How teaching from a Birkbeck BSc Economics module ended up in the FT

mouse and ftOn 1 April, 2016 The Financial Times reported the results of a survey of UK economists on whether the government’s new national living wage would do Britain “more harm than good” (against) or “more good than harm” (for).

Professor Stephen Wright, of Birkbeck’s Department of Economics, Mathematics and Statistics, was one of four UK economists whose views were quoted at some length in the article. He has since published his comments in full on his personal web page.

“It was good timing” said Professor Wright. “When I got the email from the FT, a few weeks back, it was the day after I’d delivered a lecture on exactly this topic, so I had all the material to hand”.

The lecture Professor Wright had just given was for the module, “Current Economic Problems”, given to 1st year undergraduates on Birkbeck’s new BSc Economics programme, which admitted its first students in 2015/16. Students receive a lecture on a particular economic problem one week, and then, the following week, are required to give a presentation on some aspect of the problem, speaking on one side of a debate.

As well as helping to improve students’ communications skills, the module is also intended to show students that the economics they learn from textbooks and in lectures can be applied to practical problems faced by policymakers. Other topics covered in the module this year include immigration, “Nudge”, inequality and the gender pay gap – but topics will change every year depending on what is in the news.

Prof. Wright concluded that, on balance, the national living wage could prove harmful – but with the caveat “that the harm may well be as much from muddying the water as from the actual economic damage done.”

Predicting the impact

Working under the premise that the Chancellor of the Exchequer, George Osborne, believes the corporate sector (or more precisely, the low wage corporate sector) should share some of the burden of mitigating poverty, Prof. Wright concluded that basic economic analysis suggests it unlikely to work as advertised: that“…ultimately consumers of goods and services produced by the low wage economy will pay.”

He argued that the most optimistic perspective you can put on this outcome is that such consumers are possibly less likely to come from the lower end of the income distribution, thus if there was zero impact on employment in the low wage sector, the policy would be mildly redistributive. However, if unemployment in the low wage/low productivity sector increases, this effect would be offset.

Acknowledging that the evidence for adverse employment effects of minimum wages is “pretty muddy”, Prof. Wright goes on to explain that, on the basis of standard textbook models, the extent of any employment losses in the low wage sectors will depend on the elasticity of demand for their goods and services. Indirectly the evidence seems to be quite strong that in the long term these effects can be quite large (viz, for example, the steady fall in the number of pubs in the UK, as drinking in pubs becomes progressively more expensive relative to competing activities).

“If the existing low wage sector contracts it is not clear where those working in it (who typically have low productivity and skills to match their low wages) will go to work instead.
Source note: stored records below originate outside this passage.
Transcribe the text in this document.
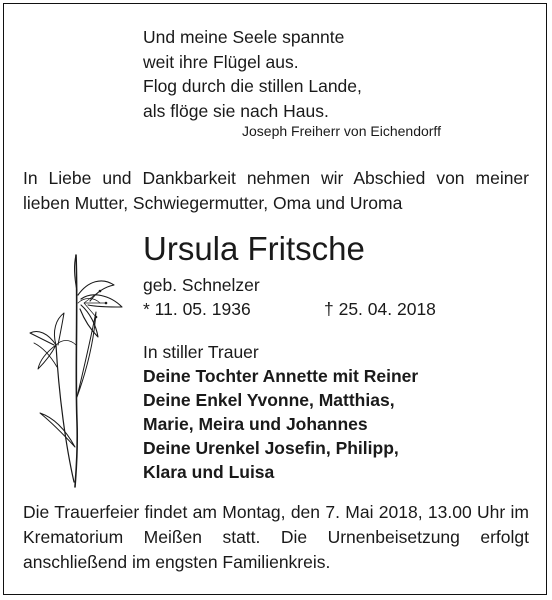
Und meine Seele spannte
weit ihre Flügel aus.
Flog durch die stillen Lande,
als flöge sie nach Haus.
Joseph Freiherr von Eichendorff
In Liebe und Dankbarkeit nehmen wir Abschied von meiner lieben Mutter, Schwiegermutter, Oma und Uroma
Ursula Fritsche
geb. Schnelzer
* 11. 05. 1936	† 25. 04. 2018
In stiller Trauer
Deine Tochter Annette mit Reiner
Deine Enkel Yvonne, Matthias,
Marie, Meira und Johannes
Deine Urenkel Josefin, Philipp,
Klara und Luisa
Die Trauerfeier findet am Montag, den 7. Mai 2018, 13.00 Uhr im Krematorium Meißen statt. Die Urnenbeisetzung erfolgt anschließend im engsten Familienkreis.
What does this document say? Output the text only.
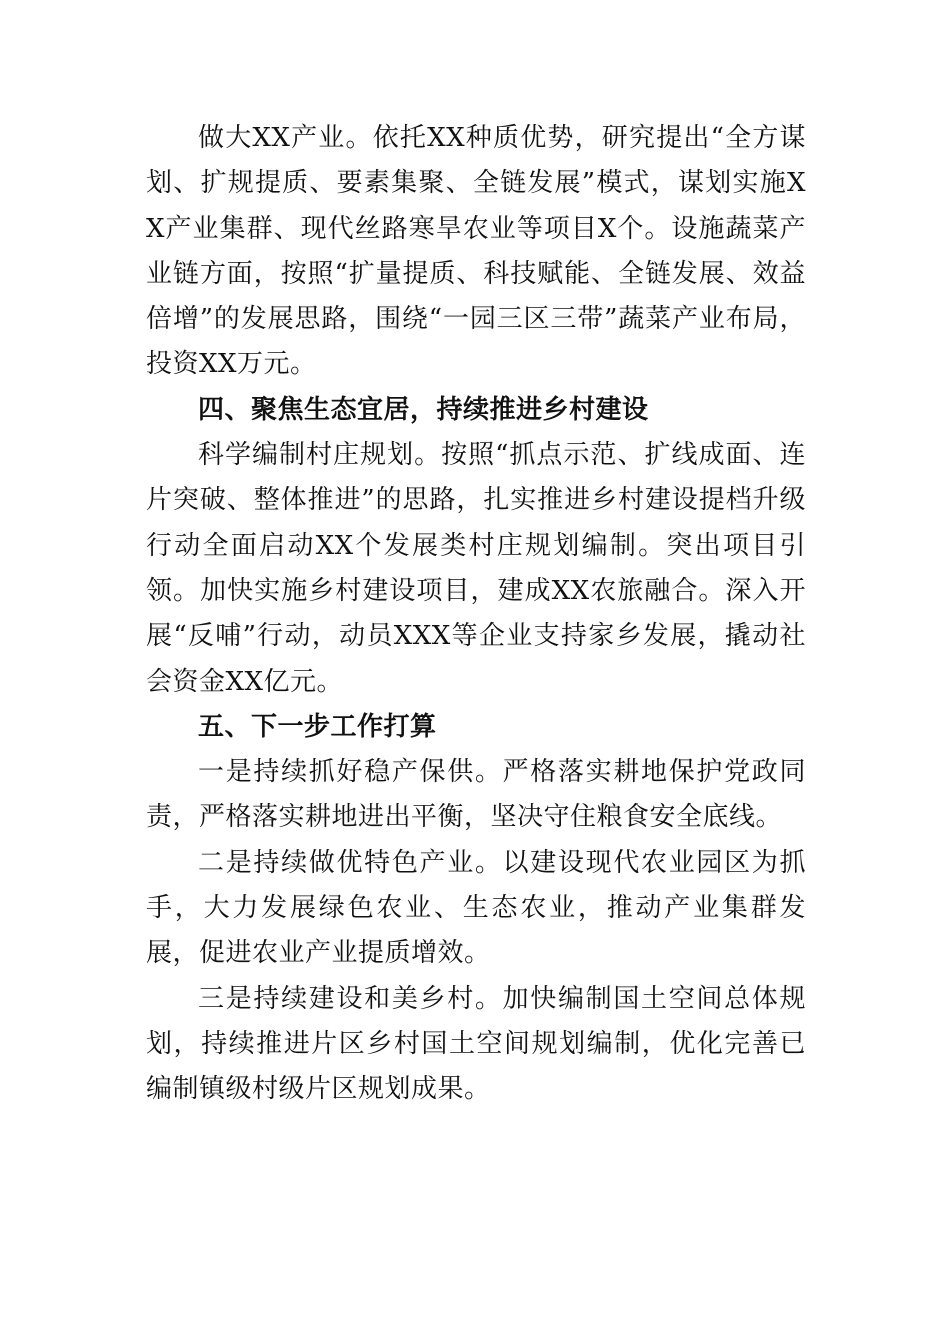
做大XX产业。依托XX种质优势，研究提出“全方谋划、扩规提质、要素集聚、全链发展”模式，谋划实施XX产业集群、现代丝路寒旱农业等项目X个。设施蔬菜产业链方面，按照“扩量提质、科技赋能、全链发展、效益倍增”的发展思路，围绕“一园三区三带”蔬菜产业布局，投资XX万元。

四、聚焦生态宜居，持续推进乡村建设

科学编制村庄规划。按照“抓点示范、扩线成面、连片突破、整体推进”的思路，扎实推进乡村建设提档升级行动全面启动XX个发展类村庄规划编制。突出项目引领。加快实施乡村建设项目，建成XX农旅融合。深入开展“反哺”行动，动员XXX等企业支持家乡发展，撬动社会资金XX亿元。

五、下一步工作打算

一是持续抓好稳产保供。严格落实耕地保护党政同责，严格落实耕地进出平衡，坚决守住粮食安全底线。

二是持续做优特色产业。以建设现代农业园区为抓手，大力发展绿色农业、生态农业，推动产业集群发展，促进农业产业提质增效。

三是持续建设和美乡村。加快编制国土空间总体规划，持续推进片区乡村国土空间规划编制，优化完善已编制镇级村级片区规划成果。
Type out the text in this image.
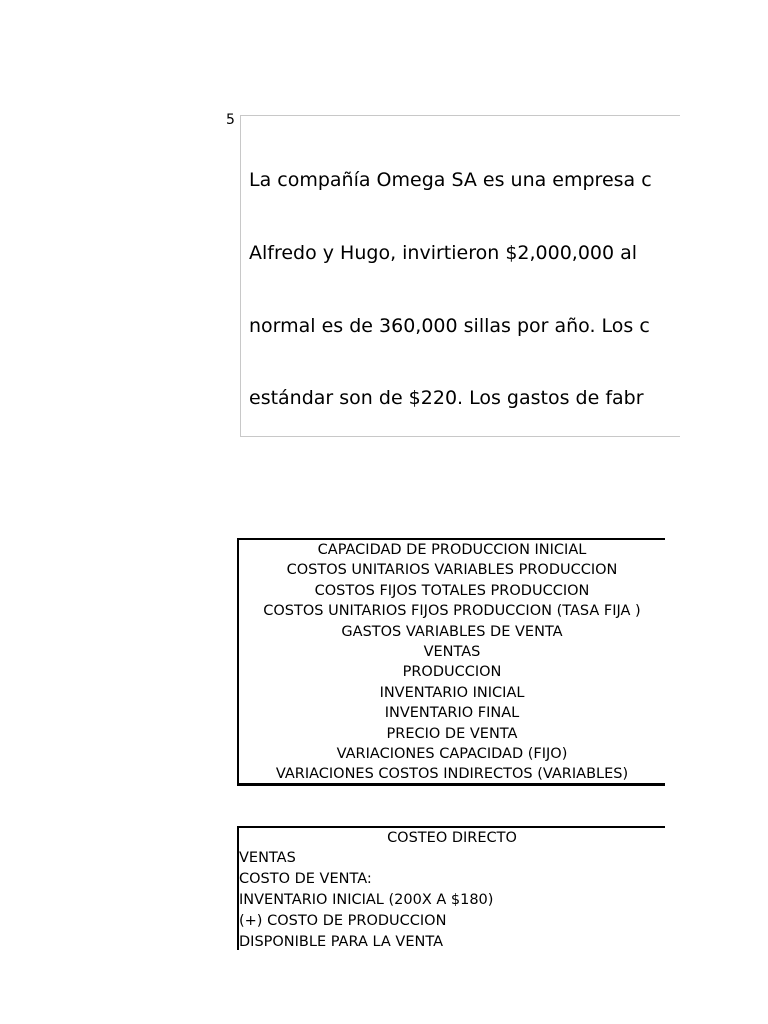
5

La compañía Omega SA es una empresa c

Alfredo y Hugo, invirtieron $2,000,000 al

normal es de 360,000 sillas por año. Los c

estándar son de $220. Los gastos de fabr

CAPACIDAD DE PRODUCCION INICIAL
COSTOS UNITARIOS VARIABLES PRODUCCION
COSTOS FIJOS TOTALES PRODUCCION
COSTOS UNITARIOS FIJOS PRODUCCION (TASA FIJA )
GASTOS VARIABLES DE VENTA
VENTAS
PRODUCCION
INVENTARIO INICIAL
INVENTARIO FINAL
PRECIO DE VENTA
VARIACIONES CAPACIDAD (FIJO)
VARIACIONES COSTOS INDIRECTOS (VARIABLES)
COSTEO DIRECTO
VENTAS
COSTO DE VENTA:
INVENTARIO INICIAL (200X A $180)
(+) COSTO DE PRODUCCION
DISPONIBLE PARA LA VENTA
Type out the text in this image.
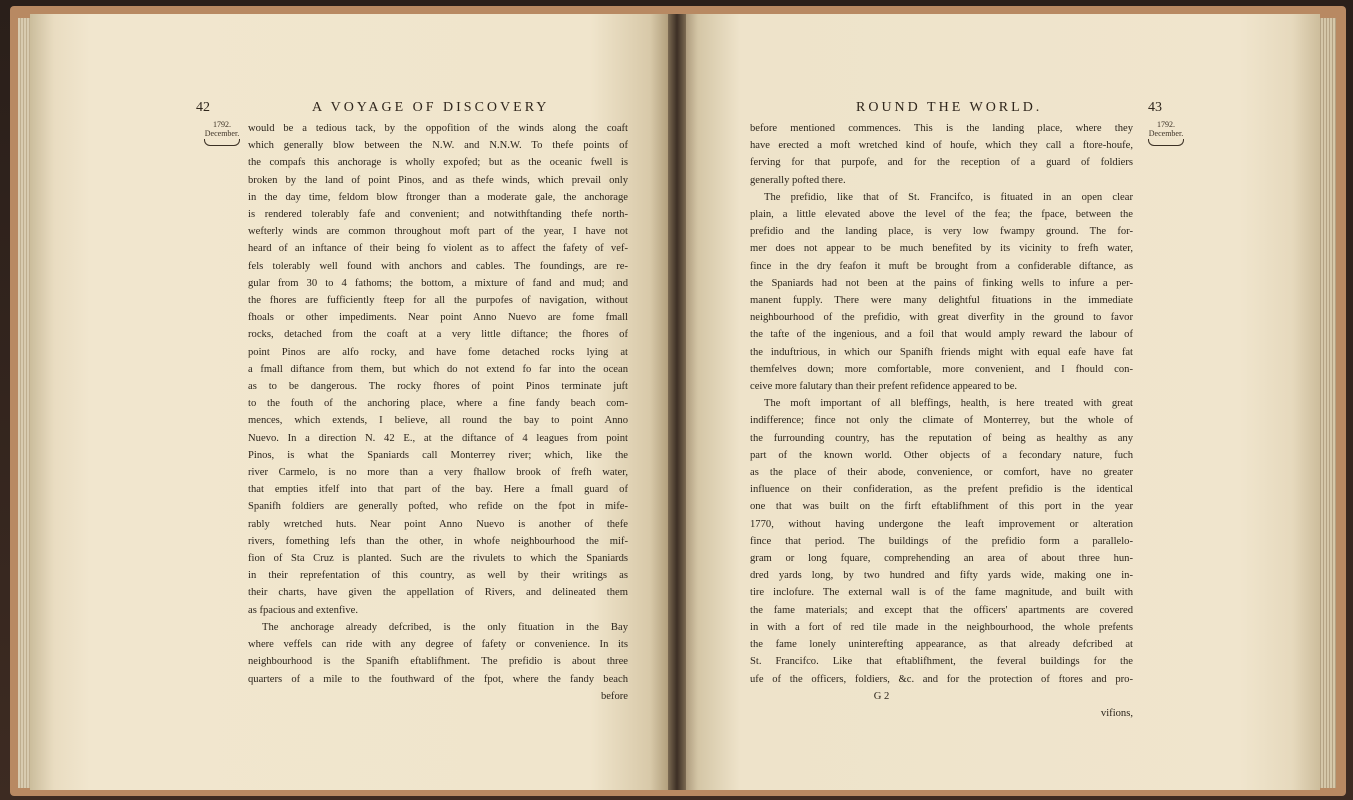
42	A VOYAGE OF DISCOVERY
1792.
December.
ROUND THE WORLD.	43
1792.
December.
would be a tedious tack, by the oppofition of the winds along the coaft
which generally blow between the N.W. and N.N.W. To thefe points of
the compafs this anchorage is wholly expofed; but as the oceanic fwell is
broken by the land of point Pinos, and as thefe winds, which prevail only
in the day time, feldom blow ftronger than a moderate gale, the anchorage
is rendered tolerably fafe and convenient; and notwithftanding thefe north-
wefterly winds are common throughout moft part of the year, I have not
heard of an inftance of their being fo violent as to affect the fafety of vef-
fels tolerably well found with anchors and cables. The foundings, are re-
gular from 30 to 4 fathoms; the bottom, a mixture of fand and mud; and
the fhores are fufficiently fteep for all the purpofes of navigation, without
fhoals or other impediments. Near point Anno Nuevo are fome fmall
rocks, detached from the coaft at a very little diftance; the fhores of
point Pinos are alfo rocky, and have fome detached rocks lying at
a fmall diftance from them, but which do not extend fo far into the ocean
as to be dangerous. The rocky fhores of point Pinos terminate juft
to the fouth of the anchoring place, where a fine fandy beach com-
mences, which extends, I believe, all round the bay to point Anno
Nuevo. In a direction N. 42 E., at the diftance of 4 leagues from point
Pinos, is what the Spaniards call Monterrey river; which, like the
river Carmelo, is no more than a very fhallow brook of frefh water,
that empties itfelf into that part of the bay. Here a fmall guard of
Spanifh foldiers are generally pofted, who refide on the fpot in mife-
rably wretched huts. Near point Anno Nuevo is another of thefe
rivers, fomething lefs than the other, in whofe neighbourhood the mif-
fion of Sta Cruz is planted. Such are the rivulets to which the Spaniards
in their reprefentation of this country, as well by their writings as
their charts, have given the appellation of Rivers, and delineated them
as fpacious and extenfive.
The anchorage already defcribed, is the only fituation in the Bay
where veffels can ride with any degree of fafety or convenience. In its
neighbourhood is the Spanifh eftablifhment. The prefidio is about three
quarters of a mile to the fouthward of the fpot, where the fandy beach
before
before mentioned commences. This is the landing place, where they
have erected a moft wretched kind of houfe, which they call a ftore-houfe,
ferving for that purpofe, and for the reception of a guard of foldiers
generally pofted there.
The prefidio, like that of St. Francifco, is fituated in an open clear
plain, a little elevated above the level of the fea; the fpace, between the
prefidio and the landing place, is very low fwampy ground. The for-
mer does not appear to be much benefited by its vicinity to frefh water,
fince in the dry feafon it muft be brought from a confiderable diftance, as
the Spaniards had not been at the pains of finking wells to infure a per-
manent fupply. There were many delightful fituations in the immediate
neighbourhood of the prefidio, with great diverfity in the ground to favor
the tafte of the ingenious, and a foil that would amply reward the labour of
the induftrious, in which our Spanifh friends might with equal eafe have fat
themfelves down; more comfortable, more convenient, and I fhould con-
ceive more falutary than their prefent refidence appeared to be.
The moft important of all bleffings, health, is here treated with great
indifference; fince not only the climate of Monterrey, but the whole of
the furrounding country, has the reputation of being as healthy as any
part of the known world. Other objects of a fecondary nature, fuch
as the place of their abode, convenience, or comfort, have no greater
influence on their confideration, as the prefent prefidio is the identical
one that was built on the firft eftablifhment of this port in the year
1770, without having undergone the leaft improvement or alteration
fince that period. The buildings of the prefidio form a parallelo-
gram or long fquare, comprehending an area of about three hun-
dred yards long, by two hundred and fifty yards wide, making one in-
tire inclofure. The external wall is of the fame magnitude, and built with
the fame materials; and except that the officers' apartments are covered
in with a fort of red tile made in the neighbourhood, the whole prefents
the fame lonely uninterefting appearance, as that already defcribed at
St. Francifco. Like that eftablifhment, the feveral buildings for the
ufe of the officers, foldiers, &c. and for the protection of ftores and pro-
G 2
vifions,
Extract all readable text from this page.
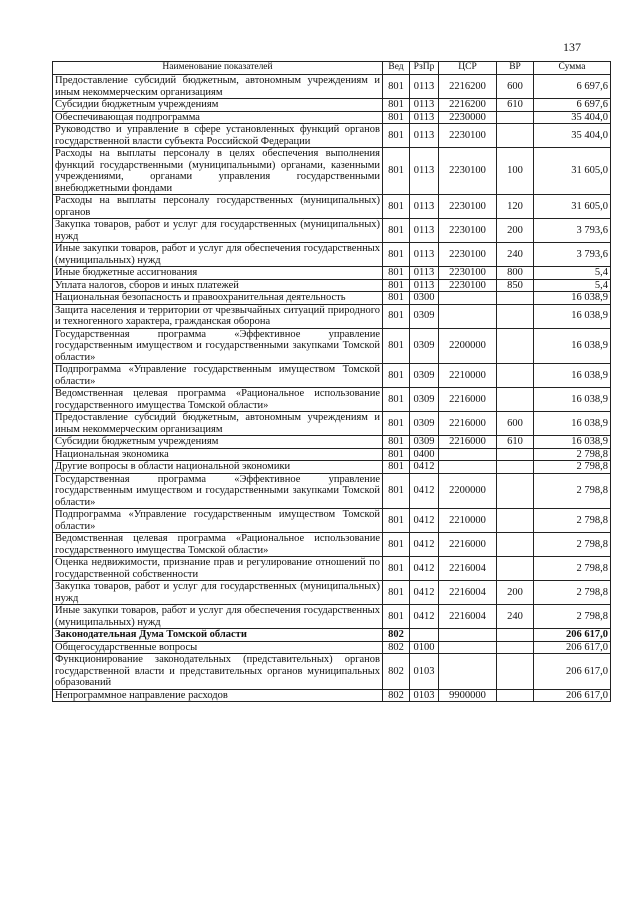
137
Наименование показателей	Вед	РзПр	ЦСР	ВР	Сумма
Предоставление субсидий бюджетным, автономным учреждениям и иным некоммерческим организациям	801	0113	2216200	600	6 697,6
Субсидии бюджетным учреждениям	801	0113	2216200	610	6 697,6
Обеспечивающая подпрограмма	801	0113	2230000		35 404,0
Руководство и управление в сфере установленных функций органов государственной власти субъекта Российской Федерации	801	0113	2230100		35 404,0
Расходы на выплаты персоналу в целях обеспечения выполнения функций государственными (муниципальными) органами, казенными учреждениями, органами управления государственными внебюджетными фондами	801	0113	2230100	100	31 605,0
Расходы на выплаты персоналу государственных (муниципальных) органов	801	0113	2230100	120	31 605,0
Закупка товаров, работ и услуг для государственных (муниципальных) нужд	801	0113	2230100	200	3 793,6
Иные закупки товаров, работ и услуг для обеспечения государственных (муниципальных) нужд	801	0113	2230100	240	3 793,6
Иные бюджетные ассигнования	801	0113	2230100	800	5,4
Уплата налогов, сборов и иных платежей	801	0113	2230100	850	5,4
Национальная безопасность и правоохранительная деятельность	801	0300			16 038,9
Защита населения и территории от чрезвычайных ситуаций природного и техногенного характера, гражданская оборона	801	0309			16 038,9
Государственная программа «Эффективное управление государственным имуществом и государственными закупками Томской области»	801	0309	2200000		16 038,9
Подпрограмма «Управление государственным имуществом Томской области»	801	0309	2210000		16 038,9
Ведомственная целевая программа «Рациональное использование государственного имущества Томской области»	801	0309	2216000		16 038,9
Предоставление субсидий бюджетным, автономным учреждениям и иным некоммерческим организациям	801	0309	2216000	600	16 038,9
Субсидии бюджетным учреждениям	801	0309	2216000	610	16 038,9
Национальная экономика	801	0400			2 798,8
Другие вопросы в области национальной экономики	801	0412			2 798,8
Государственная программа «Эффективное управление государственным имуществом и государственными закупками Томской области»	801	0412	2200000		2 798,8
Подпрограмма «Управление государственным имуществом Томской области»	801	0412	2210000		2 798,8
Ведомственная целевая программа «Рациональное использование государственного имущества Томской области»	801	0412	2216000		2 798,8
Оценка недвижимости, признание прав и регулирование отношений по государственной собственности	801	0412	2216004		2 798,8
Закупка товаров, работ и услуг для государственных (муниципальных) нужд	801	0412	2216004	200	2 798,8
Иные закупки товаров, работ и услуг для обеспечения государственных (муниципальных) нужд	801	0412	2216004	240	2 798,8
Законодательная Дума Томской области	802				206 617,0
Общегосударственные вопросы	802	0100			206 617,0
Функционирование законодательных (представительных) органов государственной власти и представительных органов муниципальных образований	802	0103			206 617,0
Непрограммное направление расходов	802	0103	9900000		206 617,0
But just as important I believe, is that these policies muddy the water. Wages are a very blunt instrument to tackle poverty.”

Case study: The London Living Wage

To demonstrate this, Prof. Wright cites the Greater London Authority (GLA)’s calculations of the London Living Wage (“A Fairer London: The 2015 Living Wage in London”). When the GLA calculated living wages ‘bottom-up’ by looking at the consumption needs of different household types, they got very different answers for different households. Indeed, the small print of the GLA calculations show that, given the current system of benefits, their calculated living wage for a family of two working parents is actually below the current minimum wage.

Drawing from this, the FT quoted Prof. Wright’s key conclusion, that “…a single Living Wage, built up from consumption needs, is not a logical construct: if it had any basis at all it should be a set of living wages, for different household types (but with the bizarre implication that, in the current benefit regime, having children would result in a reduction in the relevant Living Wage).”

“My personal view is that poverty reduction for those in work can be, should be, and already is carried out by government benefit policies. The tax credit system was one of the great unacknowledged success stories of Gordon Brown, and I’m pretty sure that it has been the primary factor behind our sustained low unemployment rate, and the resilience of employment during the recession. It seems a shame to start to throw this away just as it has really proved its value.”

Birkbeck is known to provide the highest quality teaching, which can be applied to the workplace. For BSc Economics students on this occasion, what Prof. Stephen Wright was teaching them went from their classroom to a highly respected media publication.